Add a small notepad, pen, phone, lightweight folding backpack and small purse with compartments for multiple currencies and credit cards, my passport, trusted traveller card that all fits inside the backpack with my glasses, cords and charger. Many airlines do not have seatback screens any more. That means adding a tablet of some kind or computer, which you should NEVER check in your luggage if you want to see it, or any batteries or electronics again! Did you know that most insurance policies and the airlines themselves will not cover any kind of electronic equipment?
Recently, some airlines have been including wellness and meditation channels with on-board exercises, motivational talks and healthy menu choices. They WANT you to feel calm and relaxed. You don’t have to just take it from me, because according to Richard Branson, he was feeling very Zen after enjoying the world’s first dedicated meditation flight at 30,000 feet with Virgin Australia, in partnership with app-based mindfulness platform, Smiling Mind, as part of their in-flight entertainment system.
Virgin Australia has also launched a new way to help anxious flyers. Still, meditation is great for everyone for the benefits of de-stressing, less jet lag, and engaging your brain. Virgin is committed to “no excuse” fitness, with a 30-day Virgin Strive Challenge and Virgin Active in many cities. There may also be yoga sessions in the Virgin Lounges.

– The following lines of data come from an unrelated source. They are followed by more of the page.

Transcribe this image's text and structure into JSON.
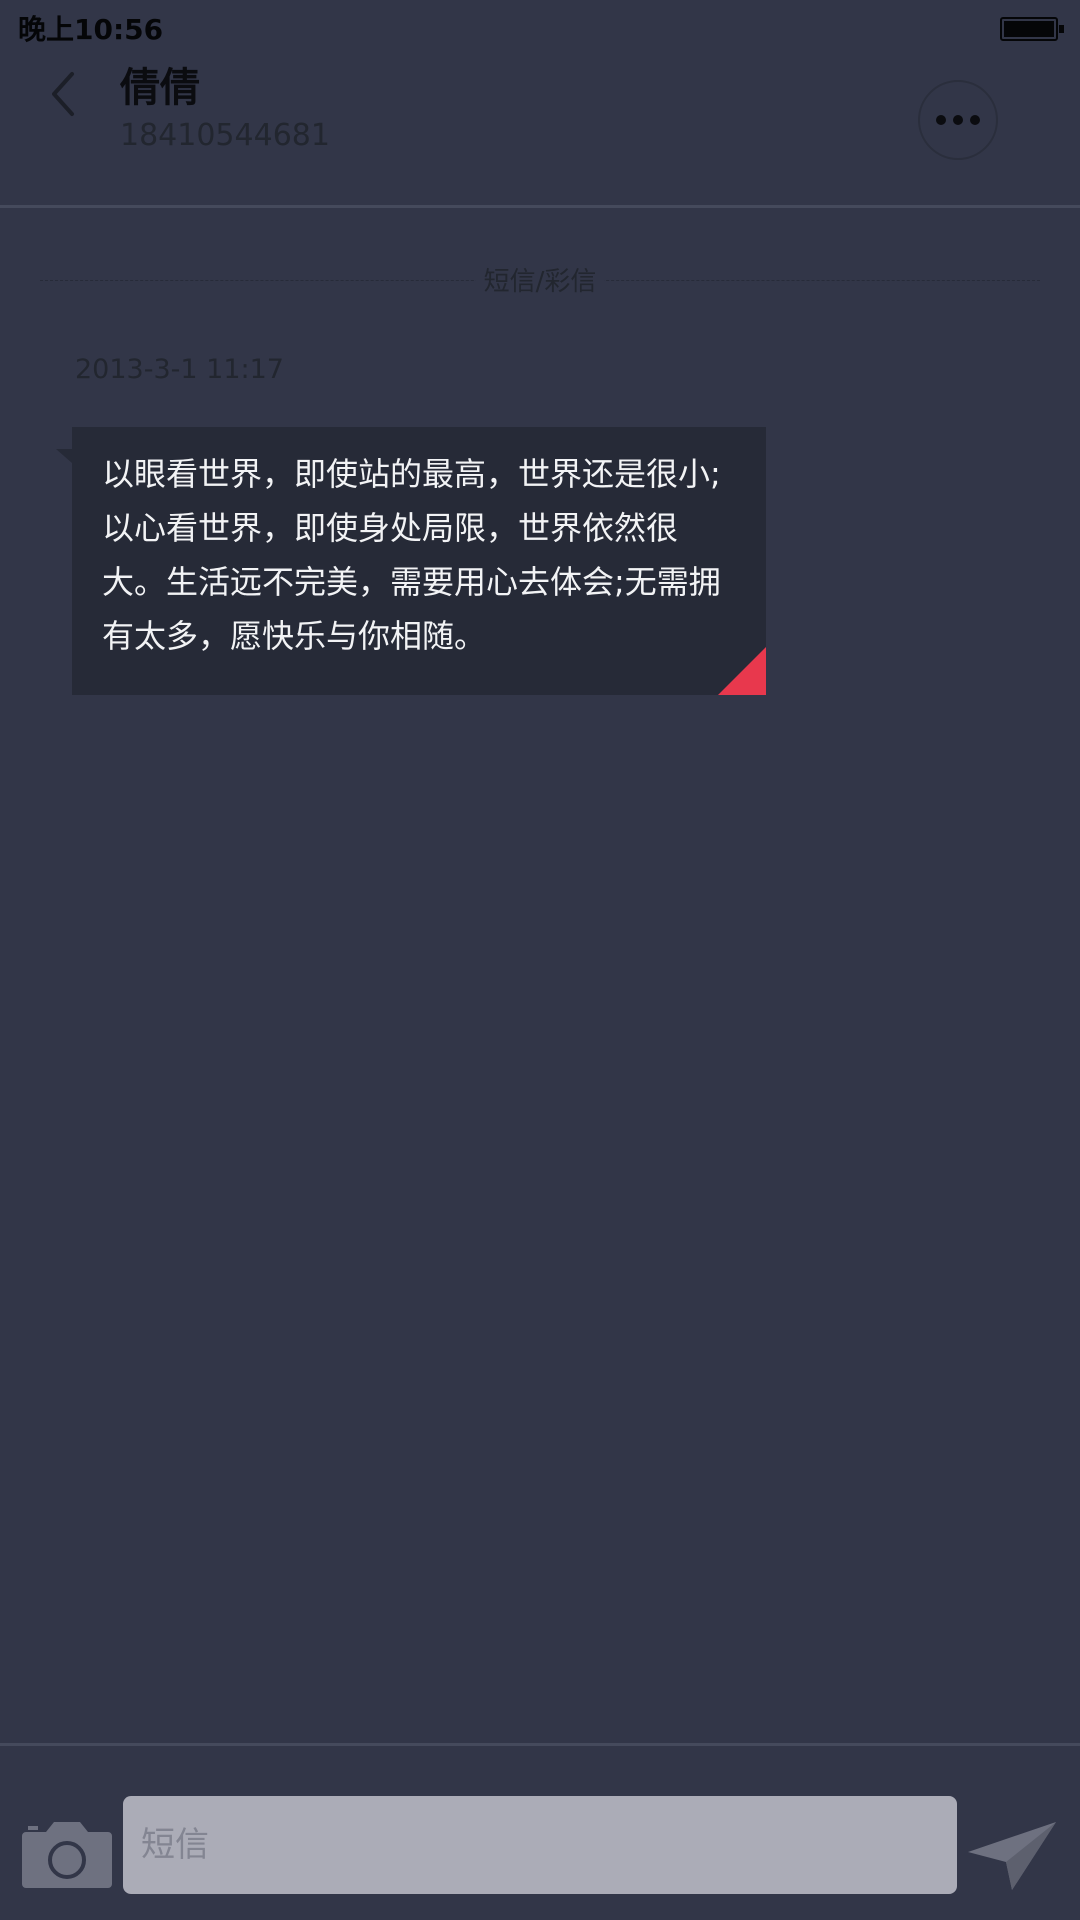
{
  "status_bar": {
    "time": "晚上10:56",
    "battery_level": 1.0
  },
  "header": {
    "contact_name": "倩倩",
    "contact_number": "18410544681"
  },
  "thread": {
    "channel_label": "短信/彩信",
    "messages": [
      {
        "timestamp": "2013-3-1 11:17",
        "text": "以眼看世界，即使站的最高，世界还是很小;以心看世界，即使身处局限，世界依然很大。生活远不完美，需要用心去体会;无需拥有太多，愿快乐与你相随。"
      }
    ]
  },
  "input_bar": {
    "placeholder": "短信",
    "value": ""
  },
  "icons": {
    "back": "chevron-left-icon",
    "more": "more-dots-icon",
    "camera": "camera-icon",
    "send": "paper-plane-icon"
  },
  "colors": {
    "background": "#323648",
    "bubble": "#262a37",
    "accent": "#e8384d",
    "input_field": "#abacb7"
  }
}
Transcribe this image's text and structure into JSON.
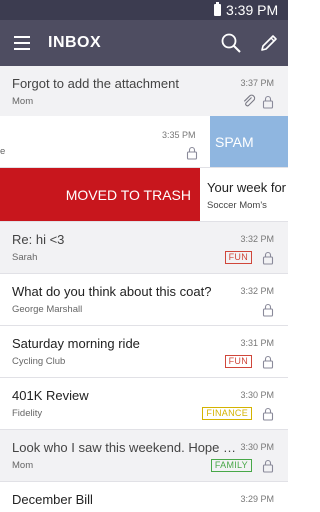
{
  "status_bar": {
    "time": "3:39 PM"
  },
  "app_bar": {
    "title": "INBOX"
  },
  "emails": [
    {
      "subject": "Forgot to add the attachment",
      "sender": "Mom",
      "time": "3:37 PM",
      "read": true,
      "attachment": true
    },
    {
      "subject": "Re: hi <3",
      "sender": "Sarah",
      "time": "3:32 PM",
      "read": true,
      "tag": "FUN"
    },
    {
      "subject": "What do you think about this coat?",
      "sender": "George Marshall",
      "time": "3:32 PM",
      "read": false
    },
    {
      "subject": "Saturday morning ride",
      "sender": "Cycling Club",
      "time": "3:31 PM",
      "read": false,
      "tag": "FUN"
    },
    {
      "subject": "401K Review",
      "sender": "Fidelity",
      "time": "3:30 PM",
      "read": false,
      "tag": "FINANCE"
    },
    {
      "subject": "Look who I saw this weekend. Hope you're",
      "sender": "Mom",
      "time": "3:30 PM",
      "read": true,
      "tag": "FAMILY"
    },
    {
      "subject": "December Bill",
      "sender": "",
      "time": "3:29 PM",
      "read": false
    }
  ],
  "swipe_spam": {
    "sender_fragment": "e",
    "time": "3:35 PM",
    "action_label": "SPAM"
  },
  "swipe_trash": {
    "action_label": "MOVED TO TRASH",
    "peek_subject": "Your week for",
    "peek_sender": "Soccer Mom's"
  },
  "colors": {
    "app_bar": "#4e4d61",
    "status_bar": "#3c3c50",
    "spam": "#8fb6e0",
    "trash": "#c8161d",
    "tag_fun": "#d0463a",
    "tag_finance": "#d4b300",
    "tag_family": "#48a848"
  }
}
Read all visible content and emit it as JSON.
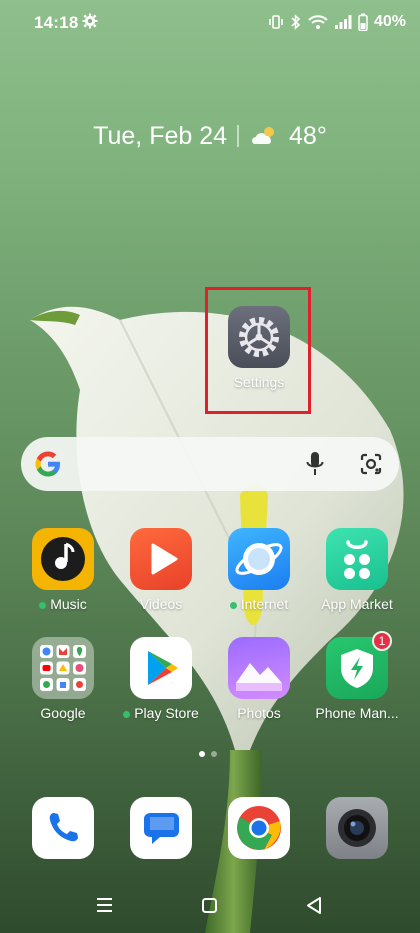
{
  "status_bar": {
    "time": "14:18",
    "battery": "40%"
  },
  "widget": {
    "date": "Tue, Feb 24",
    "temperature": "48°"
  },
  "shortcut": {
    "label": "Settings"
  },
  "apps_row1": [
    {
      "label": "Music",
      "new_dot": true
    },
    {
      "label": "Videos",
      "new_dot": false
    },
    {
      "label": "Internet",
      "new_dot": true
    },
    {
      "label": "App Market",
      "new_dot": false
    }
  ],
  "apps_row2": [
    {
      "label": "Google",
      "new_dot": false
    },
    {
      "label": "Play Store",
      "new_dot": true
    },
    {
      "label": "Photos",
      "new_dot": false
    },
    {
      "label": "Phone Man...",
      "new_dot": false,
      "badge": "1"
    }
  ],
  "dock": [
    "phone-icon",
    "messages-icon",
    "chrome-icon",
    "camera-icon"
  ],
  "colors": {
    "highlight": "#e0202a",
    "new_dot": "#35c06b",
    "badge": "#e5304a"
  }
}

Mental Health initiatives are a priority for staff on the ground and in the air, as well as for the passengers.
Richard Branson says that “integrating mindfulness into our everyday lives is just as important as eating well and exercising regularly, and I am so excited Virgin Australia is deeply embedding mindfulness into the workplace and onboard flights.”
Part of the jet set life is all about looking the part. Aside from complimentary massages, Virgin’s London Heathrow and New York JFK lounges offer snazzy complimentary hair cuts from Bumble & Bumble-trained employees. From a quick blow dry to a nice buzz, you can step on or off the plane feeling like an A Lister, even if you’re not.
Getting in: You’ll need to be a Virgin Atlantic Gold member, or Delta SkyMiles Platinum or above, traveling to or from the UK. Otherwise you’ll need to be in business class on Delta or Virgin flights to or from the UK.